Adoption wins the day
If you find a winner in hardware, the chances of you making a good deal of money are very high. That’s simply because of the logistics of it all. If you’re able to capitalize on the physical space that devices need in terms of shipping, warehousing, sales space, etc. — along with a software element for users — you’ll be building in significant advantages for your product adoption and also creating roadblocks for the competition.
The vast majority of hardware investment goes to getting physical objects to the customers’ doors more quickly. People are quick to change software, because it’s a few clicks to get a new piece of software, but hardware isn’t switched so easily. That has real staying power and gives any hardware developer the ability to add a deeper pool of products to sell to their newly acquired customers.
If it’s broken, fix it
If you look at the number of times you run an update of an app on your phone, you know how often that software is changing. It is relatively simple to program a new feature or to fix a bug and push it to your users. If you have a bug in a hardware device however, it breaks everything.

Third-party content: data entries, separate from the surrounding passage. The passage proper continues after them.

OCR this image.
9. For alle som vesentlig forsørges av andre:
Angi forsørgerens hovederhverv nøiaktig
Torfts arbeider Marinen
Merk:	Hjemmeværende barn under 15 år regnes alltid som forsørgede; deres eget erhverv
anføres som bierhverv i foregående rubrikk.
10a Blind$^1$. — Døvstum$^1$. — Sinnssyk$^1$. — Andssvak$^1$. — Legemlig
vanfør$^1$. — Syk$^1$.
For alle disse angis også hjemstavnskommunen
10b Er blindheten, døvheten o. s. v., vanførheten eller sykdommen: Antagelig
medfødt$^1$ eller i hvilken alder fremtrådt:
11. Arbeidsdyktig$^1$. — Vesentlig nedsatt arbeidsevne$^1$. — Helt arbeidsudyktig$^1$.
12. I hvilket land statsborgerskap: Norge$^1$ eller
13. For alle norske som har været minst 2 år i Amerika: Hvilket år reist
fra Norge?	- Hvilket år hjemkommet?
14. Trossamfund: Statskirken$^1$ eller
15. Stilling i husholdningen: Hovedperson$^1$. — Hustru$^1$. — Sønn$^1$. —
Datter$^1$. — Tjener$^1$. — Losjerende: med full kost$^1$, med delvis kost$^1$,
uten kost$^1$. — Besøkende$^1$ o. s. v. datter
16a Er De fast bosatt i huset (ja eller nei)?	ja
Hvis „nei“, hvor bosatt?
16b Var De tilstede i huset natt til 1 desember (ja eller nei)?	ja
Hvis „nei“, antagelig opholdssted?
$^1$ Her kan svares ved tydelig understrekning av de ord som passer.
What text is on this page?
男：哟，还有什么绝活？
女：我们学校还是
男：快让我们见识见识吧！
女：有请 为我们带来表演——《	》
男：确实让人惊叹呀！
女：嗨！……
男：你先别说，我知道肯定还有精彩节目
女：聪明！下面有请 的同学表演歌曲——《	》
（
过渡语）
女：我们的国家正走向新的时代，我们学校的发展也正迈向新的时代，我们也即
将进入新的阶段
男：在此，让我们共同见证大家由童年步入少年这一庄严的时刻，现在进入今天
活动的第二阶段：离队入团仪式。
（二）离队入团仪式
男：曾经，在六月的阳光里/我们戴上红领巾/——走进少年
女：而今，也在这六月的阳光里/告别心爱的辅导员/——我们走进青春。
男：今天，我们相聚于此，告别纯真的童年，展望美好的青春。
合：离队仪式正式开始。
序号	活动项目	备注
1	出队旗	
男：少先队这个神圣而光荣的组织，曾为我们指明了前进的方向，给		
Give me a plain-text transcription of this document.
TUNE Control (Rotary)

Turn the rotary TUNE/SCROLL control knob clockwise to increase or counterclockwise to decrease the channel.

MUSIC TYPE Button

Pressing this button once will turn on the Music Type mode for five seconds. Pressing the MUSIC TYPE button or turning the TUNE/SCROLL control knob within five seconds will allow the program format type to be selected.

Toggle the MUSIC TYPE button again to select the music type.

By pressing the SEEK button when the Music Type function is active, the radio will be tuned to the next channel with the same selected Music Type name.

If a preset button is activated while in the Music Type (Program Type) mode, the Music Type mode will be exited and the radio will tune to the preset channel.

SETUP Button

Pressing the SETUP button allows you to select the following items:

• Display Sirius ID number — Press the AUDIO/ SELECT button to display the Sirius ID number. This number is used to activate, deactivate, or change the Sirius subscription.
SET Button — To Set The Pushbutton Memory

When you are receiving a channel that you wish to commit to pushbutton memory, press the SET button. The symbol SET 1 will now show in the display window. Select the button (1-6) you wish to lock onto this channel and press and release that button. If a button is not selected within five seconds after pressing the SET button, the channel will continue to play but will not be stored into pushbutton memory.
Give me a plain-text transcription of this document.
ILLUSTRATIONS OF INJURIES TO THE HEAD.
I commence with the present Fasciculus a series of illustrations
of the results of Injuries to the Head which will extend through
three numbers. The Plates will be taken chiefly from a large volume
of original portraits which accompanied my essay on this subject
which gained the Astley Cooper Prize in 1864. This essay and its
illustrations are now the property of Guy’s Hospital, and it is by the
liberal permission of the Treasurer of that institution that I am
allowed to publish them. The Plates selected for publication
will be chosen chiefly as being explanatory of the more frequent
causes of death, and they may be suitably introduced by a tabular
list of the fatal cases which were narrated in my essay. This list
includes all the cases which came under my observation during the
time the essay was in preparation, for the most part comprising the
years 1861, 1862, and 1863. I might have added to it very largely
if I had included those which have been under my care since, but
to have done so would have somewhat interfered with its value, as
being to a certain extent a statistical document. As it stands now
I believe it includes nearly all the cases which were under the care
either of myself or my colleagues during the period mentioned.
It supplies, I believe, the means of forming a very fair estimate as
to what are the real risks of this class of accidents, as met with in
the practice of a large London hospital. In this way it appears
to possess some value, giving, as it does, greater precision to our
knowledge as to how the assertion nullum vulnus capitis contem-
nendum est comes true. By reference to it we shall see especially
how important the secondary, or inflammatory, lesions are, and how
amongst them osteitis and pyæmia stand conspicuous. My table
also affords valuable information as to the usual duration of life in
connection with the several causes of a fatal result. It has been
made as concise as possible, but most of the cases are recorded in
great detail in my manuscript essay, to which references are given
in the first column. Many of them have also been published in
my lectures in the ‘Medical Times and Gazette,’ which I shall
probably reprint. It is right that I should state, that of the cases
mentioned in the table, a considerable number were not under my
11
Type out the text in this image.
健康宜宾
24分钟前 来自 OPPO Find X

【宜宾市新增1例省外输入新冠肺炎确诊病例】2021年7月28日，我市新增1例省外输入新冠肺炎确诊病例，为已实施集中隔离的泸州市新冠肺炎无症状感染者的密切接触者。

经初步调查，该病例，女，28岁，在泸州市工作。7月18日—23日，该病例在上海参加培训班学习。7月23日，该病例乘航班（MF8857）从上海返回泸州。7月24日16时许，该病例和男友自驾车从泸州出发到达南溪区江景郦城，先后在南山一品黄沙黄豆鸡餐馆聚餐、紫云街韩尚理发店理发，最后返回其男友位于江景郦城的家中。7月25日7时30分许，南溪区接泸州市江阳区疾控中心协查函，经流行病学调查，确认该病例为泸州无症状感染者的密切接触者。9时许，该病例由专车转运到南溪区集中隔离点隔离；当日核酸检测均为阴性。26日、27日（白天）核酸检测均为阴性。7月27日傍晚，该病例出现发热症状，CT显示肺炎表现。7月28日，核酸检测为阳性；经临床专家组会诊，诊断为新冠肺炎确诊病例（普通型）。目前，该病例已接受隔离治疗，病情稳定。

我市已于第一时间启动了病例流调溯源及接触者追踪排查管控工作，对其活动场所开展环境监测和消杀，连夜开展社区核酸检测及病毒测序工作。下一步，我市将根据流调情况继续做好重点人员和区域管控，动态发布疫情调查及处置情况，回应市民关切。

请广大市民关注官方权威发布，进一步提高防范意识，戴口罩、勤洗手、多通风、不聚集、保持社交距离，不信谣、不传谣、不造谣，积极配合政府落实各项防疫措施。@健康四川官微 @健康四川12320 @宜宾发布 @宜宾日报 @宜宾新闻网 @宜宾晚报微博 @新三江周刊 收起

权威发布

While some of these bugs can be smoothed out with software, sometimes you’ll need a complete design overhaul to fix the problem. Not to put too finer point on it, games developers often release games now knowing that they can patch it later – gone are the days of waiting till a digital product is perfect before shipping.
So why should you invest in hardware?
Honestly, I have no idea. It’s expensive. It can take years to get a product to market and there are plenty of scenarios where the ship is sunk. That being said, if you successfully get a product to market, you have a multitude of competitive advantages.
Remember the million dollar startup cost? There are only a limited number of people that would raise that kind of money to take a shot at your idea. Or the fact that you already have manufacturing and distribution figured out. Or that your device has already been safety certified.
All of these elements, which are actually roadblocks on the way to market, become your competitive advantage. If someone wants to challenge your product directly, it’s likely that you have a two-year headstart and market dominance. If you can create more advantages in those two years, it’s likely that you’ll be the biggest ship on the ocean for quite a few years.
The hardships of hardware development are well documented, but if you know what to look for as an investor, I think you’ll start to see market defensibility as a big plus to any solid investment. This is a baked-in advantage with hardware companies.